實時文本採集器

背景：類似tail命令，實時採集文本增加內容。下列實時採集zabbix的指標文件內容並輸出到Influxdb。

初版：

# coding=utf-8
import sys
import time
import requests
import json

class Tail():
        # def __init__(self,file_name,callback=sys.stdout.write):
        def __init__(self,file_name, influx_url, db_name, table_name):
                self.file_name = file_name
                self.influx_url = influx_url
                self.db_name = db_name
                self.table_name = table_name
                # self.callback = callback

        def follow(self,n=10):
                try:
                        with open(self.file_name) as f:
                                self._file = f
                                self._file.seek(0,2)
                                self.file_length = self._file.tell()
                                self.showLastLine(n)
                                while True:
                                        line = self._file.readline()
                                        if line:
                                                self.inser_db(line)
                                                print(line)
                                                # self.callback(line)
                                        time.sleep(1)
                except Exception as e:
                        print('打開文件失敗，囧，看看文件是不是不存在，或者權限有問題')
                        print(e)

        def showLastLine(self, n):
                len_line = 100
                read_len = len_line*n
                while True:
                        if read_len>self.file_length:
                                self._file.seek(0)
                                last_lines = self._file.read().split('\n')[-n:]
                                break
                        self._file.seek(-read_len, 2)
                        last_words = self._file.read(read_len)
                        count = last_words.count('\n')
                        if count>=n:
                                last_lines = last_words.split('\n')[-n:]
                                break
                        else:
                                if count==0:
                                        len_perline = read_len
                                else:
                                        len_perline = read_len/count
                                read_len = len_perline * n
                # self.inser_db(last_lines)
                print('last:\n')
                for line in last_lines:
                        print(line+'\n')
                print('end last.\n')
                        # self.callback(line+'\n')

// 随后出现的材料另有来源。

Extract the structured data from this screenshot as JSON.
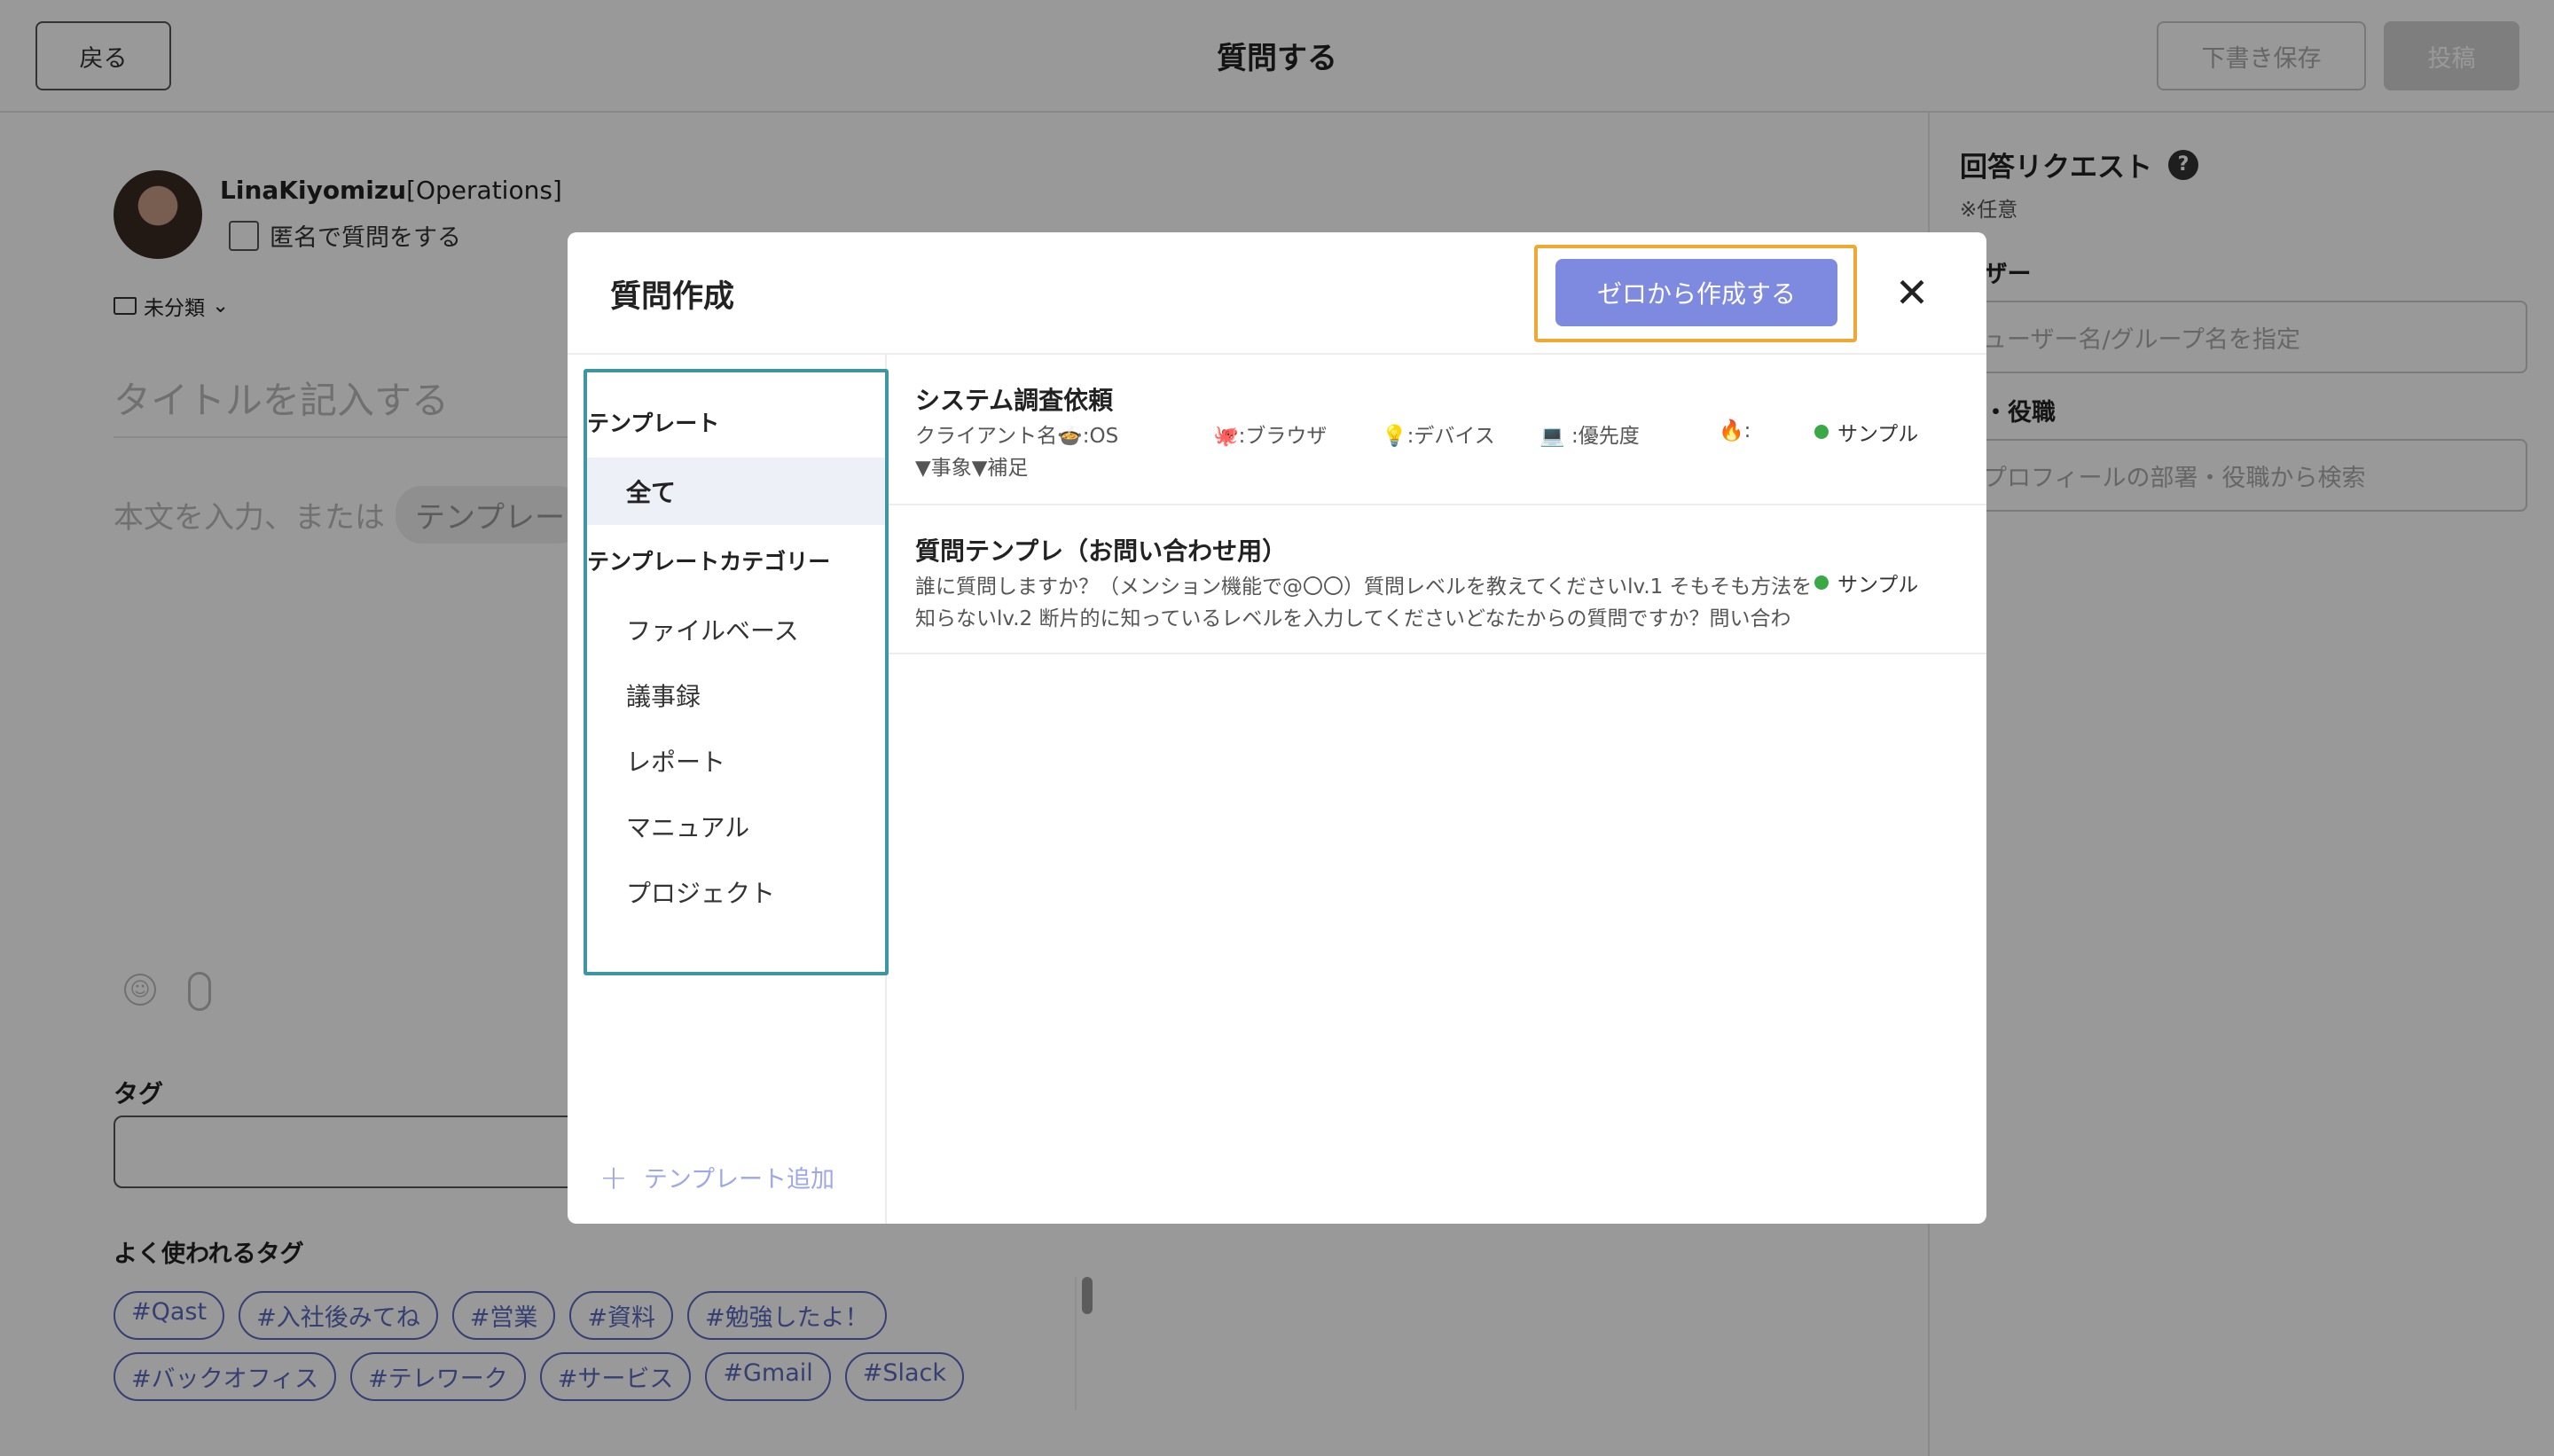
{
  "header": {
    "back_label": "戻る",
    "title": "質問する",
    "draft_label": "下書き保存",
    "post_label": "投稿"
  },
  "editor": {
    "username": "LinaKiyomizu",
    "department": "[Operations]",
    "anonymous_label": "匿名で質問をする",
    "folder_label": "未分類",
    "title_placeholder": "タイトルを記入する",
    "body_placeholder": "本文を入力、または",
    "template_pill": "テンプレー",
    "tag_label": "タグ",
    "frequent_tags_label": "よく使われるタグ",
    "frequent_tags": [
      "#Qast",
      "#入社後みてね",
      "#営業",
      "#資料",
      "#勉強したよ！",
      "#バックオフィス",
      "#テレワーク",
      "#サービス",
      "#Gmail",
      "#Slack"
    ]
  },
  "answer_request": {
    "title": "回答リクエスト",
    "help_icon": "?",
    "optional_note": "※任意",
    "user_label": "ーザー",
    "user_placeholder": "ューザー名/グループ名を指定",
    "dept_label": "署・役職",
    "dept_placeholder": "プロフィールの部署・役職から検索"
  },
  "modal": {
    "title": "質問作成",
    "create_from_scratch": "ゼロから作成する",
    "close_icon": "✕",
    "sidebar": {
      "templates_heading": "テンプレート",
      "all_label": "全て",
      "categories_heading": "テンプレートカテゴリー",
      "categories": [
        "ファイルベース",
        "議事録",
        "レポート",
        "マニュアル",
        "プロジェクト"
      ],
      "add_template_label": "テンプレート追加"
    },
    "templates": [
      {
        "name": "システム調査依頼",
        "frag_1": "クライアント名🍲:OS",
        "frag_2": "🐙:ブラウザ",
        "frag_3": "💡:デバイス",
        "frag_4": "💻 :優先度",
        "frag_5": "🔥:",
        "line_2": "▼事象▼補足",
        "badge": "サンプル"
      },
      {
        "name": "質問テンプレ（お問い合わせ用）",
        "line_1": "誰に質問しますか？（メンション機能で@〇〇）質問レベルを教えてくださいlv.1 そもそも方法を",
        "line_2": "知らないlv.2 断片的に知っているレベルを入力してくださいどなたからの質問ですか？問い合わ",
        "badge": "サンプル"
      }
    ]
  },
  "colors": {
    "accent": "#7e89e0",
    "highlight_orange": "#f0a832",
    "highlight_teal": "#3d97a3",
    "tag_blue": "#5b6abf",
    "sample_green": "#3aa945"
  }
}
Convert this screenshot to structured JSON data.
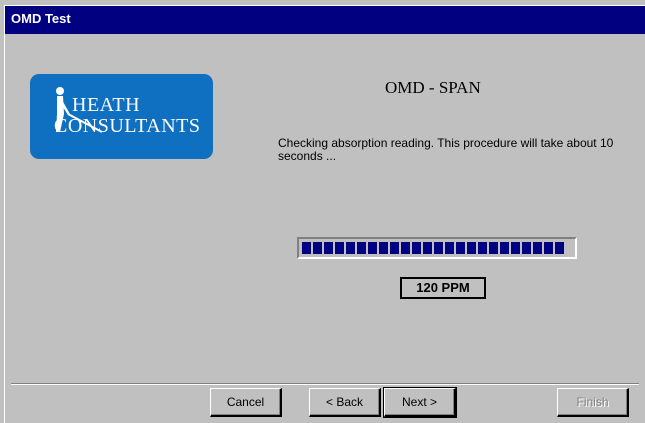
{
  "window": {
    "title": "OMD Test"
  },
  "logo": {
    "line1": "HEATH",
    "line2": "CONSULTANTS"
  },
  "main": {
    "heading": "OMD - SPAN",
    "message": "Checking absorption reading. This procedure will take about 10 seconds ...",
    "progress": {
      "value": 0.97
    },
    "reading": "120 PPM"
  },
  "buttons": {
    "cancel": "Cancel",
    "back": "< Back",
    "next": "Next >",
    "finish": "Finish"
  },
  "colors": {
    "titlebar": "#000080",
    "window_bg": "#c0c0c0",
    "logo_bg": "#0f6fc0",
    "progress_fill": "#000080"
  }
}
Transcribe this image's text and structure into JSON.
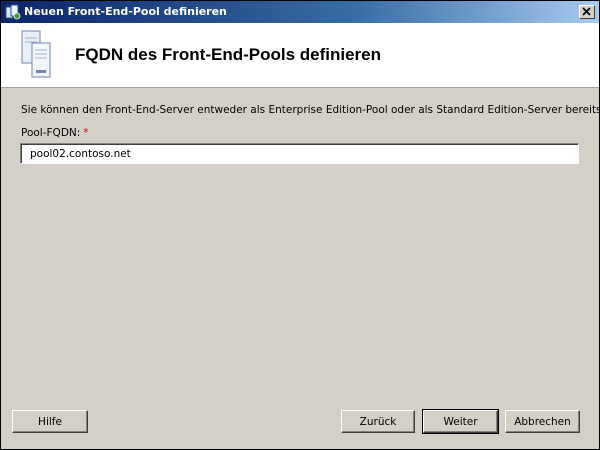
{
  "window": {
    "title": "Neuen Front-End-Pool definieren",
    "close_label": "×"
  },
  "header": {
    "heading": "FQDN des Front-End-Pools definieren",
    "icon": "server-stack-icon"
  },
  "main": {
    "description": "Sie können den Front-End-Server entweder als Enterprise Edition-Pool oder als Standard Edition-Server bereitstellen.",
    "pool_fqdn": {
      "label": "Pool-FQDN:",
      "required_marker": "*",
      "value": "pool02.contoso.net"
    }
  },
  "buttons": {
    "help": "Hilfe",
    "back": "Zurück",
    "next": "Weiter",
    "cancel": "Abbrechen"
  },
  "colors": {
    "titlebar_start": "#0a246a",
    "titlebar_end": "#a6caf0",
    "dialog_background": "#d4d0c8",
    "required_marker": "#cc0000"
  }
}
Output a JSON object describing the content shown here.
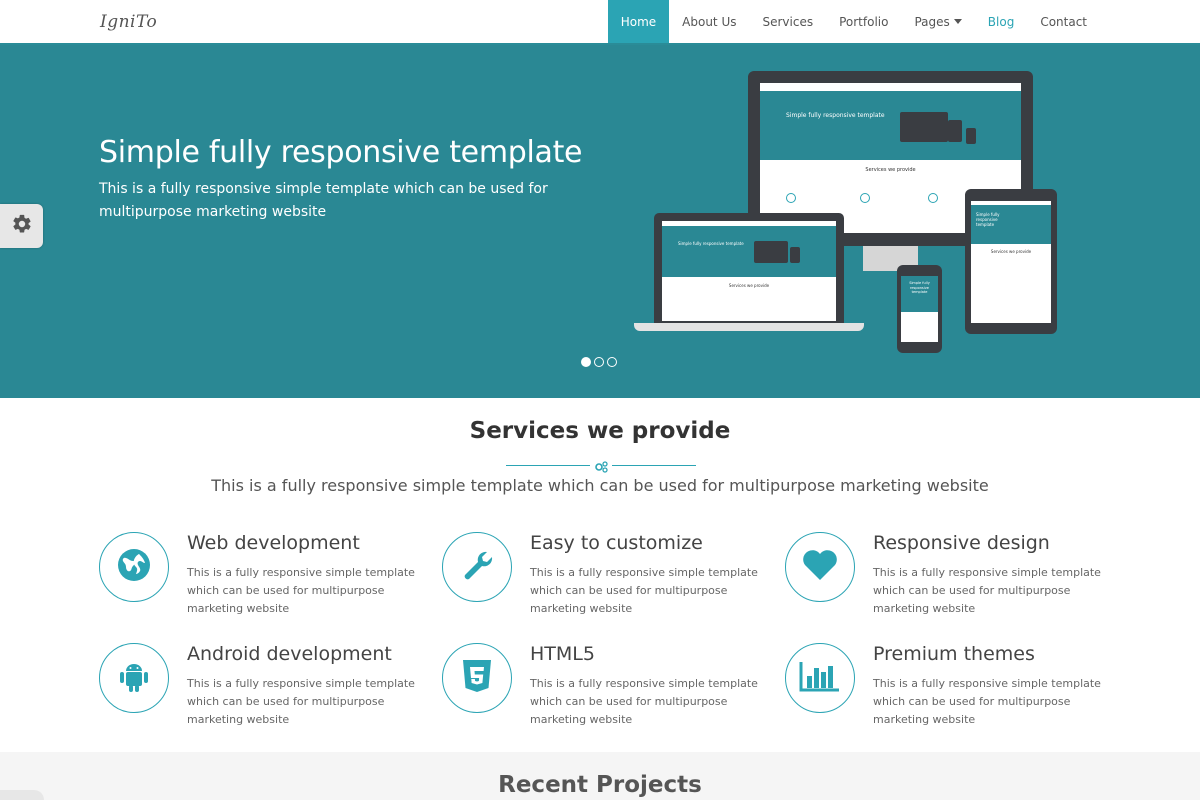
{
  "brand": {
    "logo": "IgniTo"
  },
  "nav": {
    "items": [
      {
        "label": "Home",
        "active": true
      },
      {
        "label": "About Us"
      },
      {
        "label": "Services"
      },
      {
        "label": "Portfolio"
      },
      {
        "label": "Pages",
        "dropdown": true
      },
      {
        "label": "Blog"
      },
      {
        "label": "Contact"
      }
    ]
  },
  "hero": {
    "title": "Simple fully responsive template",
    "subtitle": "This is a fully responsive simple template which can be used for multipurpose marketing website",
    "slides": 3,
    "active_slide": 1
  },
  "services": {
    "title": "Services we provide",
    "subtitle": "This is a fully responsive simple template which can be used for multipurpose marketing website",
    "items": [
      {
        "title": "Web development",
        "text": "This is a fully responsive simple template which can be used for multipurpose marketing website",
        "icon": "globe-icon"
      },
      {
        "title": "Easy to customize",
        "text": "This is a fully responsive simple template which can be used for multipurpose marketing website",
        "icon": "wrench-icon"
      },
      {
        "title": "Responsive design",
        "text": "This is a fully responsive simple template which can be used for multipurpose marketing website",
        "icon": "heart-icon"
      },
      {
        "title": "Android development",
        "text": "This is a fully responsive simple template which can be used for multipurpose marketing website",
        "icon": "android-icon"
      },
      {
        "title": "HTML5",
        "text": "This is a fully responsive simple template which can be used for multipurpose marketing website",
        "icon": "html5-icon"
      },
      {
        "title": "Premium themes",
        "text": "This is a fully responsive simple template which can be used for multipurpose marketing website",
        "icon": "bar-chart-icon"
      }
    ]
  },
  "recent": {
    "title": "Recent Projects"
  },
  "mockups": {
    "monitor_hero_text": "Simple fully responsive template",
    "monitor_section_text": "Services we provide",
    "laptop_hero_text": "Simple fully responsive template",
    "laptop_section_text": "Services we provide",
    "tablet_hero_text": "Simple fully responsive template",
    "tablet_section_text": "Services we provide",
    "phone_hero_text": "Simple fully responsive template"
  },
  "colors": {
    "accent": "#2ba4b4",
    "hero_bg": "#2a8894",
    "device_frame": "#3a3d42"
  }
}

        def inser_db(self, i):
                if i:
                        url1 = 'http://%s/write?db=%s' % (self.influx_url, self.db_name)
                        # data_str = ''
                        # for i in dataList:
                                # if 'host' in i.keys():
                        print(i)
                        i = json.loads(i)
                        data_str = '%s,host=%s,label=%s,name=%s value=%s %s000000000' % (self.table_name, str(i['host']['host']).replace(' ', '\ '), str(i['applications'][0]).replace(' ', '\ '), str(i['name']).replace(' ', '\ '), str(i['value']), str(i['clock'])) + '\n'

                        print(data_str)
                        rep = requests.post(url1, data=data_str)
                        print(rep)
                        print(rep.status_code)
                return ''
                # for i in dataList:
                #     data_str = ''


if __name__ == '__main__':
        py_tail = Tail('/data/zabbix_export_data/history-history-syncer-1.ndjson', '127.0.0.1:8086', 'test', 'test3')
        py_tail.follow()

上面基本實現了實時採集且推送數據功能。

# curl -i -XPOST 'http://127.0.0.1:8086/write?db=metrics' --data-binary 'test,host=127.0.0.1,monitor_name=test count=1'

但是！！

有個問題是，當文件切割或文件達到限定大小後將成備份文件而系統會產生新的同名文件這個就不能用了。

解決上面問題版本:

#!-*- coding: utf-8 -*-

################################################################################
#
# Copyright (c) 2015 XX.com, Inc. All Rights Reserved
#
################################################################################

################################################################################
# This module provide ...
# Third libs those depend on:
################################################################################

"""
Compiler Python 2.7.10
Authors: y
"""

"""SYS LIBS
"""


import os
import re
import sys
import time
import json
import requests

import traceback

"""THIRD LIBS
"""

try:
    # import the third libs there.
    pass
except ImportError as e:
    print e
    os._exit(-1)

"""CUSTOM libs
Strongly recommend using abs path when using custmo libs.
"""

# Good behaviors.
# It means refusing called like from xxx import *
# When `__all__` is []
__all__ = []

reload(sys)
sys.setdefaultencoding('utf-8')


def send_error(msg):
    """ Send error to email.
    """

    print msg


#********************************************************
#* Global defines start.                                *
#********************************************************

#********************************************************
#* Global defines end.                                  *
#********************************************************


class Tail(object):
    """
    Python-Tail - Unix tail follow implementation in Python.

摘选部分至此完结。